​​Mats Köhlert erlebte im Mai einen tränenreichen Abschied von seinem Stammverein Hamburger SV. Aufgrund fehlender Einsatzseiten entschied sich das HSV-Eigengewächs für einen Wechsel nach Holland - und scheint mit dieser Entscheidung alles richtig gemacht zu haben.


Beim HSV nie das Vertrauen geschenkt bekommen


In den diversen Jugendmannschaften und in der Zweiten des HSV kam der 21-jährige Köhlert auf insgesamt 124 Spiele, in denen er 26 eigene Tore erzielen konnte und 27 Vorlagen gab. 

Immer wieder wurde er von verschiedenen Übungsleitern der Profis als interessante Personalie betitelt - allein: das Vertrauen sprach ihm keiner über einen längeren Zeitraum aus. Am Ende seiner Zeit bei seinem Leib- und Seelenklub standen drei Einsätze für die Profis, in denen ihm weder Tor noch Vorlagen gelangen. 


Bezeichnenderweise war sein letztes Spiel (am 34. Spieltag der vergangenen Saison) gegen den MSV Duisburg das absolute Highlight in seiner Ära bei den Rothosen: vor 51.000 Zuschauern kam der quirlige Flügelflitzer zu seinem Startelf-Debüt und überzeugte alle. ​In der Folge schien sogar eine Vertragsverlängerung möglich, doch am Ende stand die Entscheidung, in der holländischen Eredivisie sein neues Glück zu suchen. 

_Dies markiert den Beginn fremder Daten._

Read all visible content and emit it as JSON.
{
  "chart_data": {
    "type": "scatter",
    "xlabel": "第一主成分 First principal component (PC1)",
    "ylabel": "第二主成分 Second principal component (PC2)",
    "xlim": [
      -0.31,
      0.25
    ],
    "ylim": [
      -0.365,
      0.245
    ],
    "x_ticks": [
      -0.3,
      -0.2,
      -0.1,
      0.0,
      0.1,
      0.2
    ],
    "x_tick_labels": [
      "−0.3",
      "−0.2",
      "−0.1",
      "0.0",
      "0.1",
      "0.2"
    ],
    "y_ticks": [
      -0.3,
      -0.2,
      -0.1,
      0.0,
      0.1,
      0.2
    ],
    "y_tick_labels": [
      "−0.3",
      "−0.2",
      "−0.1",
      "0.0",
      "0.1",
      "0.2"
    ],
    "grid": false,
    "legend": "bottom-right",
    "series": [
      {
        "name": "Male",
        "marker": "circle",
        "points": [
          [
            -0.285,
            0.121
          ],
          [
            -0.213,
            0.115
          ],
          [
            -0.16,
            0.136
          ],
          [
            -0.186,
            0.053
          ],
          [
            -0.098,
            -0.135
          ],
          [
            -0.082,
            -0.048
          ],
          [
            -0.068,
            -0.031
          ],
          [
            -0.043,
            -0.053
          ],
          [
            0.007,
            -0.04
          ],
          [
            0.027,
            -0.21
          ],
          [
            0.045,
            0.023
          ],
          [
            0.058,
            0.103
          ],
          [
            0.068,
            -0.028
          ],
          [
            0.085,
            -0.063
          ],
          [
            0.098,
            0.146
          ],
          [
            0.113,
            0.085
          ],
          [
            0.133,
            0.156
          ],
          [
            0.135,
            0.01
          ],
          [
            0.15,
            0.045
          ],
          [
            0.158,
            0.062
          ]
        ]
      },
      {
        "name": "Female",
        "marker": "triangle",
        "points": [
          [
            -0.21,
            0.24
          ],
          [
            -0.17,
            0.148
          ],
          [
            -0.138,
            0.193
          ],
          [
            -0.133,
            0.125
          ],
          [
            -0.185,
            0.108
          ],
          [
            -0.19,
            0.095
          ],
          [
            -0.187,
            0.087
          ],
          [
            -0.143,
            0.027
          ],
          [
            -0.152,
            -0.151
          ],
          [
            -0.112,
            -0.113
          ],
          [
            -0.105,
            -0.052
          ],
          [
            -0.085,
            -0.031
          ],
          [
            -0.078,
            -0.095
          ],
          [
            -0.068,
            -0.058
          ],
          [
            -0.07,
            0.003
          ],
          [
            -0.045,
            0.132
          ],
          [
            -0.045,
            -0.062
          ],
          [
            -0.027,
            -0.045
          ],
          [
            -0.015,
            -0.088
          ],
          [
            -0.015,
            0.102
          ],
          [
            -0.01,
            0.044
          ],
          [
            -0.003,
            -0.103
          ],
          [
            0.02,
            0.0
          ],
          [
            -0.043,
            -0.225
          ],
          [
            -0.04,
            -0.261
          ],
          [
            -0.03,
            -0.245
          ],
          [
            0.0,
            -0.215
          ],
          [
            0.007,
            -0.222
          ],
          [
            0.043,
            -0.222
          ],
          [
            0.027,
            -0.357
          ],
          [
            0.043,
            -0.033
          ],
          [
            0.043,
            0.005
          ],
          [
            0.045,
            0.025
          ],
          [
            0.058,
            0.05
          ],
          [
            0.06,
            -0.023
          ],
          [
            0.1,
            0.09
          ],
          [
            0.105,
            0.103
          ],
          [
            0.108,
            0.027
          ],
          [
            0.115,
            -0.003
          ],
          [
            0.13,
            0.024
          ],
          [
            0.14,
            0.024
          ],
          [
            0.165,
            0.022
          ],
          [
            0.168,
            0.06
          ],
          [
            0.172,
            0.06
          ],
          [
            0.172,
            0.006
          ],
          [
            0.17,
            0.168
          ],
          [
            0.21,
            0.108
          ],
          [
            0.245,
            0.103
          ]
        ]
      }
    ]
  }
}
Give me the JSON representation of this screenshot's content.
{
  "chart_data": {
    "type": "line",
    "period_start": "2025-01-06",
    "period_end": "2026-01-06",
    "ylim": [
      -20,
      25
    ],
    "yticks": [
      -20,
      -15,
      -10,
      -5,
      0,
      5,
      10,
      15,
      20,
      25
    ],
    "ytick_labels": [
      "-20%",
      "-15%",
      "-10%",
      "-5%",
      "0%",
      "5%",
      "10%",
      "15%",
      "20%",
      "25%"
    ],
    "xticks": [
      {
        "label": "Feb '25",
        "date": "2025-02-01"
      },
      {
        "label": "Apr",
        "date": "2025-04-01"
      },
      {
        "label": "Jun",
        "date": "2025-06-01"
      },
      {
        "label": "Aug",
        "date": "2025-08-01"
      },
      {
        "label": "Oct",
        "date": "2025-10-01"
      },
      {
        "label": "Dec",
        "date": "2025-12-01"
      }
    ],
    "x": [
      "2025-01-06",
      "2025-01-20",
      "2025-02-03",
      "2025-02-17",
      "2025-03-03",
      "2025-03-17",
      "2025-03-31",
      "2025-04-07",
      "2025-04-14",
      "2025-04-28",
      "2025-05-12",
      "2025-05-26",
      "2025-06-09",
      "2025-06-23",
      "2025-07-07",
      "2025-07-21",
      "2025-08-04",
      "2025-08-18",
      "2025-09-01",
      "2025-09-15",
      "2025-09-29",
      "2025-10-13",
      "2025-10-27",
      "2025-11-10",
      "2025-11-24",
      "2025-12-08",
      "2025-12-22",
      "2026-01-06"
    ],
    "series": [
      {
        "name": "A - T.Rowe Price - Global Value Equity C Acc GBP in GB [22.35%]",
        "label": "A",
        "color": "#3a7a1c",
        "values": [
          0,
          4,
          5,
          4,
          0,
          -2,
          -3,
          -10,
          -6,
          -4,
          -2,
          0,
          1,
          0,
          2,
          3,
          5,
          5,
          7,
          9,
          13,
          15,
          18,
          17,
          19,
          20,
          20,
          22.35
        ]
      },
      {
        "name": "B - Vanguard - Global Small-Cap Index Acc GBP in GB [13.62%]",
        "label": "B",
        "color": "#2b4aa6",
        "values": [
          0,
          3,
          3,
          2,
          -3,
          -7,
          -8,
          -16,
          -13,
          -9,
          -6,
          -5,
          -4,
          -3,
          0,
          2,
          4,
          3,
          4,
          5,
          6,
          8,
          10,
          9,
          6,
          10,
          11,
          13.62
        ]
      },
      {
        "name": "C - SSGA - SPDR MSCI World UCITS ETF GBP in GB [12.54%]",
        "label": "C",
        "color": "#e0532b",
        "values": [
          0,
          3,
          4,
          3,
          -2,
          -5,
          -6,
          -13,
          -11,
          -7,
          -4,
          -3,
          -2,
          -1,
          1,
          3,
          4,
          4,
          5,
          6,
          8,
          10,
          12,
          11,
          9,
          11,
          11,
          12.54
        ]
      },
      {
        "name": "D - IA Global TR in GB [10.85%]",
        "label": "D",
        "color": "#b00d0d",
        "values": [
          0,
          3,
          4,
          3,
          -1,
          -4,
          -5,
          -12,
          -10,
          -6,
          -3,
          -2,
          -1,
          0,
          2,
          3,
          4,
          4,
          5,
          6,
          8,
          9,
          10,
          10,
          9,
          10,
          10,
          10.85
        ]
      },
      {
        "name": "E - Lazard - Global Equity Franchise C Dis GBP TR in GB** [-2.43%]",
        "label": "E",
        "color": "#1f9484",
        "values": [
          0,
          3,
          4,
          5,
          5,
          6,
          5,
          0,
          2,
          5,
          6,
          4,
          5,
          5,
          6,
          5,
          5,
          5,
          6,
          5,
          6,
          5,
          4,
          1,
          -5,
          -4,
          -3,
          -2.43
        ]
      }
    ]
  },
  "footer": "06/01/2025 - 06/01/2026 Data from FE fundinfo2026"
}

In Tilburg läuft's für Köhlert


Beim Traditionsklub Willem II Tilburg hat Köhlert nun also bis auf Weiteres eine neue sportliche Heimat gefunden. Und es läuft besser als selbst von ihm wohl erwartet. Nach neun Spielen in der höchsten holländischen Spielklasse weist seine persönliche Bilanz bereits drei Treffer aus. 


Dabei gelang ihm sogar etwas Historisches: Nicht nur, dass er beim 2:1-Sieg gegen den FC Emmen einen Doppelpack schaffte (was ihm auf Profi-Ebene noch nie gelungen war). Er schoss sich mit demselben auch in die Geschichtsbücher. Seit einem gewissen Hans-Georg Lambert, im Jahr 1962, ist Köhlert der erste Deutsche, der für Willem II doppelt traf. 


Ehemaliger HSV-Abwehrchef ist Tilburgs Sportdirektor


Doch dabei soll es nicht bleiben. Sein Vertrag bei den Niederländern, bei denen übrigens der ehemalige HSV-Abwehrchef Joris Mathijsen als Sportdirektor fungiert, ist bis 2022 datiert. 


Köhlert gegenüber der Bild über seine Zukunftspläne: "Ich möchte mich in der Profi-Liga etablieren. Es ist eine Top-Liga. Ich will mit beiden Füßen im Geschäft stehen, mich weiterentwickeln und mit dem Verein Erfolge sammeln." Wenn er so weiter trifft, steht diesem Vorhaben nichts im Wege.